The Telegraph (UK) reported October 19, 2008, about the latest news on the environmental impact of disposable diapers ("nappies" in the UK).
A government report that found old-fashioned reusable [cloth] nappies damage the environment more than disposables has been hushed up because ministers are embarrassed by its findings.
The Department for Environment, Food and Rural Affairs (Defra) has instructed civil servants not to publicise the conclusions of the £50,000 nappy research project and to adopt a “defensive” stance towards its conclusions.
The report found that using washable nappies, hailed by councils throughout Britain as a key way of saving the planet, have a higher carbon footprint than their disposable equivalents unless parents adopt an extreme approach to laundering them.
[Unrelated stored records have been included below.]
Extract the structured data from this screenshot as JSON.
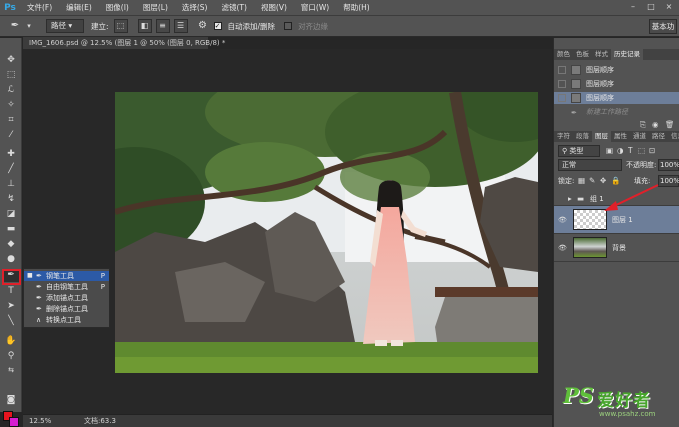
{
  "app": {
    "logo": "Ps"
  },
  "menu": [
    "文件(F)",
    "编辑(E)",
    "图像(I)",
    "图层(L)",
    "选择(S)",
    "滤镜(T)",
    "视图(V)",
    "窗口(W)",
    "帮助(H)"
  ],
  "window_controls": {
    "minimize": "–",
    "restore": "□",
    "close": "×"
  },
  "options_bar": {
    "tool_icon": "pen-icon",
    "mode_select": "路径",
    "build_label": "建立:",
    "auto_add_delete": "自动添加/删除",
    "align_edges": "对齐边缘",
    "workspace": "基本功"
  },
  "document": {
    "tab_title": "IMG_1606.psd @ 12.5% (图层 1 @ 50% (图层 0, RGB/8) *",
    "zoom": "12.5%",
    "doc_info": "文档:63.3"
  },
  "tool_flyout": {
    "items": [
      {
        "icon": "pen-icon",
        "label": "钢笔工具",
        "key": "P",
        "selected": true
      },
      {
        "icon": "freeform-pen-icon",
        "label": "自由钢笔工具",
        "key": "P",
        "selected": false
      },
      {
        "icon": "add-anchor-icon",
        "label": "添加锚点工具",
        "key": "",
        "selected": false
      },
      {
        "icon": "delete-anchor-icon",
        "label": "删除锚点工具",
        "key": "",
        "selected": false
      },
      {
        "icon": "convert-point-icon",
        "label": "转换点工具",
        "key": "",
        "selected": false
      }
    ]
  },
  "colors": {
    "foreground": "#e6141e",
    "background": "#d61dd0",
    "highlight": "#e0202a",
    "selection": "#2c5aa6"
  },
  "history_panel": {
    "tabs": [
      "颜色",
      "色板",
      "样式",
      "历史记录"
    ],
    "active_tab": "历史记录",
    "items": [
      {
        "label": "图层顺序",
        "selected": false
      },
      {
        "label": "图层顺序",
        "selected": false
      },
      {
        "label": "图层顺序",
        "selected": true
      }
    ],
    "snapshot": "新建工作路径"
  },
  "layers_panel": {
    "tabs": [
      "字符",
      "段落",
      "图层",
      "属性",
      "通道",
      "路径",
      "信息"
    ],
    "active_tab": "图层",
    "filter": "类型",
    "blend_mode": "正常",
    "opacity_label": "不透明度:",
    "opacity": "100%",
    "lock_label": "锁定:",
    "fill_label": "填充:",
    "fill": "100%",
    "layers": [
      {
        "name": "组 1",
        "type": "group",
        "visible": false,
        "selected": false
      },
      {
        "name": "图层 1",
        "type": "layer",
        "visible": true,
        "selected": true
      },
      {
        "name": "背景",
        "type": "background",
        "visible": true,
        "selected": false
      }
    ]
  },
  "watermark": {
    "brand": "PS",
    "name": "爱好者",
    "url": "www.psahz.com"
  }
}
To reduce the impact of cloth nappies on climate change parents would have to hang wet nappies out to dry all year round, keep them for years for use on younger children, and make sure the water in their washing machines does not exceed 60C.
The conclusions will upset proponents of real nappies who have claimed they can help save the planet.
That's good to hear. When my son was born, I wanted to be a good mother, so I ordered a diaper service because everyone knows cloth diapers are better for the baby. But the parenting classes said that using plastic pants to cover the cloth would defeat the purpose of allowing the cotton to breathe. OK, I tried that, but an uncovered cloth diaper makes the baby's clothes wet too, and I was spending all my time changing baby clothes along with changing diapers. Within a couple weeks, I canceled the diaper service and had them send me disposables for the remainder of my already-paid-for month.
Vindication, however long delayed, is a beautiful thing.